95% confidence interval

(tcrit <- qt(0.025, df=n-1, lower.tail=FALSE))
[1] 2.042272
CI <- c(m - tcrit * SE, m + tcrit * SE)
names(CI) <- c("lower bound", "upper bound"); CI
lower bound upper bound 
   28.08171    50.57635 

Practice Problem #1

99% confidence interval

(tcrit <- qt(0.01/2, df=n-1, lower.tail=FALSE))
[1] 2.749996
CI <- c(m - tcrit * SE, m + tcrit * SE)
names(CI) <- c("lower bound", "upper bound"); CI
lower bound upper bound 
   24.18410    54.47397 

Hypothesis testing: One-sample t-test

Definition: The one-sample \( t \)-test compares the mean of a random sample from a normal population with the population mean proposed in a null hypothesis.
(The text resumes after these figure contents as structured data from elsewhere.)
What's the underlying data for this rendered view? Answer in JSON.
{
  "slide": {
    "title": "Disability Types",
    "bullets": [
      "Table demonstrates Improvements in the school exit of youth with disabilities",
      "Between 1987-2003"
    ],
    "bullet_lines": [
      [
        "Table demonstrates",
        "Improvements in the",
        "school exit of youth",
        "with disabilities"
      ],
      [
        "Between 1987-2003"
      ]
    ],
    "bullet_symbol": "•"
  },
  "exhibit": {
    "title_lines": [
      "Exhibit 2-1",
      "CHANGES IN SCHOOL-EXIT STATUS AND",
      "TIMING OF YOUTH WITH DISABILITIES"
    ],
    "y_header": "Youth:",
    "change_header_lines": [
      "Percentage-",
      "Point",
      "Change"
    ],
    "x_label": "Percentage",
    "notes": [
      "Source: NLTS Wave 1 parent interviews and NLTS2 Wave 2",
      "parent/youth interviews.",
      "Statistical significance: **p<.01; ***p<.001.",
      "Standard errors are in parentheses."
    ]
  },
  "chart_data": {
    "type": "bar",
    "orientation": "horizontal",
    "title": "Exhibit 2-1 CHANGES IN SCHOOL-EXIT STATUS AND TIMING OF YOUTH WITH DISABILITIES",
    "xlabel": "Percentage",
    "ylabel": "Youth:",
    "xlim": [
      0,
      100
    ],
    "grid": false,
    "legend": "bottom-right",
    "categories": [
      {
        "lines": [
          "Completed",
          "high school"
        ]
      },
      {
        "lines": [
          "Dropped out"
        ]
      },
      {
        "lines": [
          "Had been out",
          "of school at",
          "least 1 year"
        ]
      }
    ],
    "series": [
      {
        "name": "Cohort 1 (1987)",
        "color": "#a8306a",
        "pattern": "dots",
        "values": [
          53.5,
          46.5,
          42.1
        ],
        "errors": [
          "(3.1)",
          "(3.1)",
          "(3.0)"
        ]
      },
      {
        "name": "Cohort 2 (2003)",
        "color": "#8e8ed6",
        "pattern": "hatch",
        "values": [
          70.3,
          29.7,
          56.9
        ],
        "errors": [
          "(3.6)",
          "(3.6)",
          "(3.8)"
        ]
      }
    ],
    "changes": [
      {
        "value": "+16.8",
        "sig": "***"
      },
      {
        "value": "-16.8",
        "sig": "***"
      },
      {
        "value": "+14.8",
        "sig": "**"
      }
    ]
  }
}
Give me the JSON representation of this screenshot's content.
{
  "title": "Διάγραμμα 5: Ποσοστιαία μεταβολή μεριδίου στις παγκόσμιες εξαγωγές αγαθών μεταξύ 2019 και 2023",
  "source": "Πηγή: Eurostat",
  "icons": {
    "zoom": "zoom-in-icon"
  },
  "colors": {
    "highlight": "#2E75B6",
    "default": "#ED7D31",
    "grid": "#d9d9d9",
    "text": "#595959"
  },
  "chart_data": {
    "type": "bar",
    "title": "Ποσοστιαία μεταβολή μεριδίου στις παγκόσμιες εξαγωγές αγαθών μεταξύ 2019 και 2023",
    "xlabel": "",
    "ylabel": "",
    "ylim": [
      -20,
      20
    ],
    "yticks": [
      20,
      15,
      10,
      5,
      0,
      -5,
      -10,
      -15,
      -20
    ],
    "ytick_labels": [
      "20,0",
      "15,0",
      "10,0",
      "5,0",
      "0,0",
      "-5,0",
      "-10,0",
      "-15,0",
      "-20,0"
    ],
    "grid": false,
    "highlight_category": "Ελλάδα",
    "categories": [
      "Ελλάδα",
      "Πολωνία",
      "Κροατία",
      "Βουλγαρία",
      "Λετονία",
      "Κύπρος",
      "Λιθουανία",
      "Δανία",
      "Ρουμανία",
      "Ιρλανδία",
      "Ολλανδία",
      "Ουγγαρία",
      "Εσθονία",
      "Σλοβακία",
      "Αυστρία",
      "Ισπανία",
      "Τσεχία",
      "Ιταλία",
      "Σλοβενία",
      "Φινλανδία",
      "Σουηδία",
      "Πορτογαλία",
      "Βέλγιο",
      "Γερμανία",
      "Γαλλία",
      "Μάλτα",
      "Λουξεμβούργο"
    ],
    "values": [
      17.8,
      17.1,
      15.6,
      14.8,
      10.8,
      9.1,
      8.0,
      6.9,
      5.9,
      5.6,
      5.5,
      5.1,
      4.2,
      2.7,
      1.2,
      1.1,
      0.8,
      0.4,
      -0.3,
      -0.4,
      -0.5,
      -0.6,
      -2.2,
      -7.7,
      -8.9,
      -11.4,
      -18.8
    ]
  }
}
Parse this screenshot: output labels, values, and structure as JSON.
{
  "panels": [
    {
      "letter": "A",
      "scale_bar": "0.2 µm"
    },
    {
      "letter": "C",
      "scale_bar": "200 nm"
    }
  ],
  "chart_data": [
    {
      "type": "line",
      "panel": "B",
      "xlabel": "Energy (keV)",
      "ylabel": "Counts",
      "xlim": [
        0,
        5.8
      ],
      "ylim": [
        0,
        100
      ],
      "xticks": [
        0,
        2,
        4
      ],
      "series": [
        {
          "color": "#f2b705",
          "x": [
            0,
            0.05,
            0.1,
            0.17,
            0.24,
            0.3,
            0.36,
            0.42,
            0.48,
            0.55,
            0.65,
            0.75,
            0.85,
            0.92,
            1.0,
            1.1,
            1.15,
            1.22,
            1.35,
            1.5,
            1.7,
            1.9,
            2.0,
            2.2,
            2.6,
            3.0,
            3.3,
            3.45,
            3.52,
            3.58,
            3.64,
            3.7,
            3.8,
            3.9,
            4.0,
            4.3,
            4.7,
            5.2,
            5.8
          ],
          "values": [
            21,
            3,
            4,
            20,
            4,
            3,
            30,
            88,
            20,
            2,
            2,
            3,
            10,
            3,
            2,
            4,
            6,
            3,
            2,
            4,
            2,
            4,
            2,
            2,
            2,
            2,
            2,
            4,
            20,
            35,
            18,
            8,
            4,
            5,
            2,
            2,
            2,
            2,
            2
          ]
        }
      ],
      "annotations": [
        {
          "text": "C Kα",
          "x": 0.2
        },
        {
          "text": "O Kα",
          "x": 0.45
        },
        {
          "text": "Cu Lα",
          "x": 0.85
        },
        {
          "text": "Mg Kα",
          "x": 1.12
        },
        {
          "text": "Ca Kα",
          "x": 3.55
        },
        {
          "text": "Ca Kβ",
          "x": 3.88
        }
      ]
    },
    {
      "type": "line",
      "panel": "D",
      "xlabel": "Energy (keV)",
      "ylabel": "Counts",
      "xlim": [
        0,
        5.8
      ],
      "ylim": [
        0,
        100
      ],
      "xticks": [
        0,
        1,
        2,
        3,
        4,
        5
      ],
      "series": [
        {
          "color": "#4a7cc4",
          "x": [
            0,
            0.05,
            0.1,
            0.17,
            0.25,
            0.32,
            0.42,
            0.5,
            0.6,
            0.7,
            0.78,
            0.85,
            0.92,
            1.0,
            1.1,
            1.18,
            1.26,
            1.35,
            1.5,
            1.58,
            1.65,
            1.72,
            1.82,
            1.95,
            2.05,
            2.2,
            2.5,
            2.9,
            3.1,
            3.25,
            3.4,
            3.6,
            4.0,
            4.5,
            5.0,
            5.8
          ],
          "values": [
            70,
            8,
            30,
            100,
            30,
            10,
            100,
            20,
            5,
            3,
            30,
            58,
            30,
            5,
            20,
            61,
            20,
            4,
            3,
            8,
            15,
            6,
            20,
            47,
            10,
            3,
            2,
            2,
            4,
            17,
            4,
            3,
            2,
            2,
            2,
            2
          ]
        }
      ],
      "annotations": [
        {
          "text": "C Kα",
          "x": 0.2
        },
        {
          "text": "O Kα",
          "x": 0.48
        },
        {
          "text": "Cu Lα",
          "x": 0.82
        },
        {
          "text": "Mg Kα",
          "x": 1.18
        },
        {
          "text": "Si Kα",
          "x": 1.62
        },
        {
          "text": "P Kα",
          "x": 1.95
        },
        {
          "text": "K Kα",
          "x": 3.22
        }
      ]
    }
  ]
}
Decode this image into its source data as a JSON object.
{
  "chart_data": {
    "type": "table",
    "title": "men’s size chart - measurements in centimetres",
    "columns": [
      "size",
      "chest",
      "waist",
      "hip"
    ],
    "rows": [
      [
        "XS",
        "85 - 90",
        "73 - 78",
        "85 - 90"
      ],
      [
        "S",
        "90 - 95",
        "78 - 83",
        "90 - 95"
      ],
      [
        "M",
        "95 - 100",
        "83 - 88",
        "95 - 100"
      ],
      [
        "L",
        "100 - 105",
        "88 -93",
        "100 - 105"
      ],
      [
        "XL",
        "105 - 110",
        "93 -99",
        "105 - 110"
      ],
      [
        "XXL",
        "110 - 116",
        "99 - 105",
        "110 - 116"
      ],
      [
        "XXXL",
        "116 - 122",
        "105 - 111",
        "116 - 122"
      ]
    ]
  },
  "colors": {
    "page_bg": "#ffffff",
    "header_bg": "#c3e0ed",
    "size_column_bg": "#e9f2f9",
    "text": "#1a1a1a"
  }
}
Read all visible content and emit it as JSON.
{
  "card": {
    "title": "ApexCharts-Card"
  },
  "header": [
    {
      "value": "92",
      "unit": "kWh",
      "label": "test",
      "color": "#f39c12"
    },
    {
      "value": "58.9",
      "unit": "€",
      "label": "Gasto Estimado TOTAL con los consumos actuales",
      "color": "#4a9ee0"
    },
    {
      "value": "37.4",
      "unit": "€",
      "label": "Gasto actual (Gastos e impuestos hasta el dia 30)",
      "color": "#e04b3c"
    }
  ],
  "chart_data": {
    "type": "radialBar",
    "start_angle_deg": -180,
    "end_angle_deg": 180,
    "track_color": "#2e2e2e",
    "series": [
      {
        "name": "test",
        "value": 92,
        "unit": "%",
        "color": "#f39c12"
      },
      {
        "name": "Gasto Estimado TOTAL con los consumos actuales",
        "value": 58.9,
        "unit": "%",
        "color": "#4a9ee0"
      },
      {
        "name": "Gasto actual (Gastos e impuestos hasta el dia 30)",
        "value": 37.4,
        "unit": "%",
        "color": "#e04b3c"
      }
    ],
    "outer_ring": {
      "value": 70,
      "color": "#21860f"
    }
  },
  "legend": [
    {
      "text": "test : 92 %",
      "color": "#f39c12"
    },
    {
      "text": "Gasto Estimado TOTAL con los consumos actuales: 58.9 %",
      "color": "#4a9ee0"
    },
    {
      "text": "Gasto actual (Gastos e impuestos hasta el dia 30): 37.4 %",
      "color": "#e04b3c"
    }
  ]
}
\( H_{0} \): The true mean equals \( \mu_{0} \) (\( \mu = \mu_{0} \))
\( H_{A} \): The true mean does not equal \( \mu_{0} \) (\( \mu \neq \mu_{0} \))
Test statistic: \[ t = \frac{\overline{Y}-\mu_{0}}{\mathrm{SE}_{\overline{Y}}} \] Sampling distribution of \( t \) under \( H_{0} \): \( t \)-distribution with \( df = n-1 \)

Practice Problem #1 (Elevation)

One-sample \( t \)-test

\[ H_{0}: \mu = 0 \\ H_{A}: \mu \neq 0 \]

First, let's calculate a \( P \)-value:

( tstat <- ( m - 0 ) / SE )
[1] 7.141309

Practice Problem #1 (Elevation)

First, let's calculate a \( P \)-value:

( pval <- 2 * pt( abs(tstat), df = n-1, lower.tail=FALSE) )
[1] 6.056689e-08

With significance level \( \alpha = 0.05 \), since \( P < 0.05 \), we reject the null hypothesis.

Practice Problem #1 (Elevation)

One-sample \( t \)-test

Second, using critical values:

( data.frame(tstat, tcrit = qt(0.025, df = n-1, lower.tail=FALSE)) )
     tstat    tcrit
1 7.141309 2.042272

Conclusion: \( tstat > tcrit \), so we reject \( H_{0} \)

Practice Problem #1 (Elevation)

One-sample \( t \)-test

\[ H_{0}: \mu = 0 \\ H_{A}: \mu \neq 0 \]

Third, using t.test function:

t.test(x = elevation, mu = 0, conf.level = 0.95)

Practice Problem #1 (Elevation)


    One Sample t-test

data:  elevation
t = 7.1413, df = 30, p-value = 6.057e-08
alternative hypothesis: true mean is not equal to 0
95 percent confidence interval:
 28.08171 50.57635
sample estimates:
mean of x 
 39.32903 
  • Note: the confidence interval is a fourth way to test \( H_{0} \)!